A = table(actual = TS$violator , pred = pred >= 0.5);A
pred
actual FALSE TRUE
0 167 12
1 11 12
sen = 12/(11+12);sen
[1] 0.5217
spec = 167/(167+12);spec
[1] 0.933
acc = sum(diag(A))/sum(A);acc
[1] 0.8861
【5.3 底線機率】What is the accuracy of a simple model that predicts that every parolee is a non-violator?
table(TS$violator) #在test里non-violator有179
0 1
179 23
#如果全部都視為non
ACC = 179/(179+23) ; ACC
[1] 0.8861
【5.4 根據報償矩陣調整臨界機率】 Consider a parole board using the model to predict whether parolees will be violators or not. The job of a parole board is to make sure that a prisoner is ready to be released into free society, and therefore parole boards tend to be particularily concerned about releasing prisoners who will violate their parole
Which of the following most likely describes their preferences and best course of action?
#The board assigns more cost to a false negative than a false positive, and should therefore use a logistic regression cutoff less than 0.5.
【5.5 正確率 vs 辨識率】Which of the following is the most accurate assessment of the value of the logistic regression model with a cutoff 0.5 to a parole board, based on the model’s accuracy as compared to the simple baseline model?
#The model is likely of value to the board, and using a different logistic regression cutoff is likely to improve the model's value.
【5.6 計算辨識率】Using the ROCR package, what is the AUC value for the model?
library(ROCR)
preds = prediction(pred, TS$violator)
as.numeric(performance(preds, "auc")@y.values)
[1] 0.8946
【5.7 辨識率的定義】Describe the meaning of AUC in this context.
#The probability the model can correctly differentiate between a randomly selected parole violator and a randomly selected parole non-violator.
#
6 抽樣偏差 Identifying Bias in Observational Data
Our goal has been to predict the outcome of a parole decision, and we used a publicly available dataset of parole releases for predictions. In this final problem, we’ll evaluate a potential source of bias associated with our analysis. It is always important to evaluate a dataset for possible sources of bias.

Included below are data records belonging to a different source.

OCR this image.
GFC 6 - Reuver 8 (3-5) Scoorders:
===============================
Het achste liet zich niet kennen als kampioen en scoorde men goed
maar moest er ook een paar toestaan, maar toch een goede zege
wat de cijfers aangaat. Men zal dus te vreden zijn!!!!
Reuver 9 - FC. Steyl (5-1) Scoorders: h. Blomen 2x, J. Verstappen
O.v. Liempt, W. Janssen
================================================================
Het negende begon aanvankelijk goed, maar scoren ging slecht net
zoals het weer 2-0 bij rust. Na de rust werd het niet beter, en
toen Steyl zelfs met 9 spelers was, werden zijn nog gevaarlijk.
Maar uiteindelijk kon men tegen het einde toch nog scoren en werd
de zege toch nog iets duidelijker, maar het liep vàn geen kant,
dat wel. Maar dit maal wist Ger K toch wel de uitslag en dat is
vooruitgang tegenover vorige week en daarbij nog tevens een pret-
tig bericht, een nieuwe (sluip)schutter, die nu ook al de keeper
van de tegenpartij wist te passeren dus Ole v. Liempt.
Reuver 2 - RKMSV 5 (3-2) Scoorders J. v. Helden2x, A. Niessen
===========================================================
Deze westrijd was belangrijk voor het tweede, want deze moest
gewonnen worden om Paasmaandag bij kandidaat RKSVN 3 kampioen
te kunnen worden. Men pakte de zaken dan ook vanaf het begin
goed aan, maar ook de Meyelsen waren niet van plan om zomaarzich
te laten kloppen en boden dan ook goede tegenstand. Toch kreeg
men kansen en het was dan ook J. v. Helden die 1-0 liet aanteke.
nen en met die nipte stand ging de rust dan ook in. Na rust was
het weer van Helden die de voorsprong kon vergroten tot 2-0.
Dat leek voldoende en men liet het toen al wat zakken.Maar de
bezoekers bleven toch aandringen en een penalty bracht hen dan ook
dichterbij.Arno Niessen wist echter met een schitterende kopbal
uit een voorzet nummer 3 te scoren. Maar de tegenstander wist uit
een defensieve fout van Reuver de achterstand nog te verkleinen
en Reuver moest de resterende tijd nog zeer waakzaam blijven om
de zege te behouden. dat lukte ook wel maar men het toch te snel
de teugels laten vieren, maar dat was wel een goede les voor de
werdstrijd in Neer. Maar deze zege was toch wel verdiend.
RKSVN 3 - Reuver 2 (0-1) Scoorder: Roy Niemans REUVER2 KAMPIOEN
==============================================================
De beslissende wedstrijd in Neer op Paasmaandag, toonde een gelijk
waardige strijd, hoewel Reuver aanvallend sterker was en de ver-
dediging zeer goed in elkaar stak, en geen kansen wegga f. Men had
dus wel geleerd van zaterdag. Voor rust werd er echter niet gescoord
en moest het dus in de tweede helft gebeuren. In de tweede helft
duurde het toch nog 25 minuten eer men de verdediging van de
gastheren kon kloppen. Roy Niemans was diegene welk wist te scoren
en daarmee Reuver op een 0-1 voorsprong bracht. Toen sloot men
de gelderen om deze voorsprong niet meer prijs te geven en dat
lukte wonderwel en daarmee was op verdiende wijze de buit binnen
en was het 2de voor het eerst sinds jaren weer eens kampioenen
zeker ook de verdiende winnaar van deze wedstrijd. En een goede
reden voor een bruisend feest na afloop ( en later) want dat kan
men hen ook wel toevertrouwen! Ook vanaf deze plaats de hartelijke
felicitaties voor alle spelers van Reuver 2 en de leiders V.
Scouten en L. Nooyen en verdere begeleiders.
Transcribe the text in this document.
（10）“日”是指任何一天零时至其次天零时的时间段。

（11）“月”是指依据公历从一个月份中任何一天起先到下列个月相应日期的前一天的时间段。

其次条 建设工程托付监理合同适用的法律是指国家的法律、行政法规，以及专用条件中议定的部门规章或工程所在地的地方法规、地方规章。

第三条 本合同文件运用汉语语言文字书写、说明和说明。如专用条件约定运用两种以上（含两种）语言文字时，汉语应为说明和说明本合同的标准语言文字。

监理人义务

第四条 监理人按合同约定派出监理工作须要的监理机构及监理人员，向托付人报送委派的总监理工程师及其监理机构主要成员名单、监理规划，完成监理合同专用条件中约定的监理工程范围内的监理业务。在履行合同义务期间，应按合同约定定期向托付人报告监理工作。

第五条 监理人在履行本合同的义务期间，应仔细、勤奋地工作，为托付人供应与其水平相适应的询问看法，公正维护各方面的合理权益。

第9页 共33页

The dataset contains all individuals released from parole in 2004, either due to completing their parole term or violating the terms of their parole. However, it does not contain parolees who neither violated their parole nor completed their term in 2004, causing non-violators to be underrepresented. This is called “selection bias” or “selecting on the dependent variable,” because only a subset of all relevant parolees were included in our analysis, based on our dependent variable in this analysis (parole violation).
【6.1 如何避免、診斷、修正抽樣偏差】How could we improve our dataset to best address selection bias?
#因為TEST資料集只限於某個年份,但忽略了他在之後假釋期間的後續動向,沒有完整記錄
#We should use a dataset tracking a group of parolees from the start of their parole until either they violated parole or they completed their term.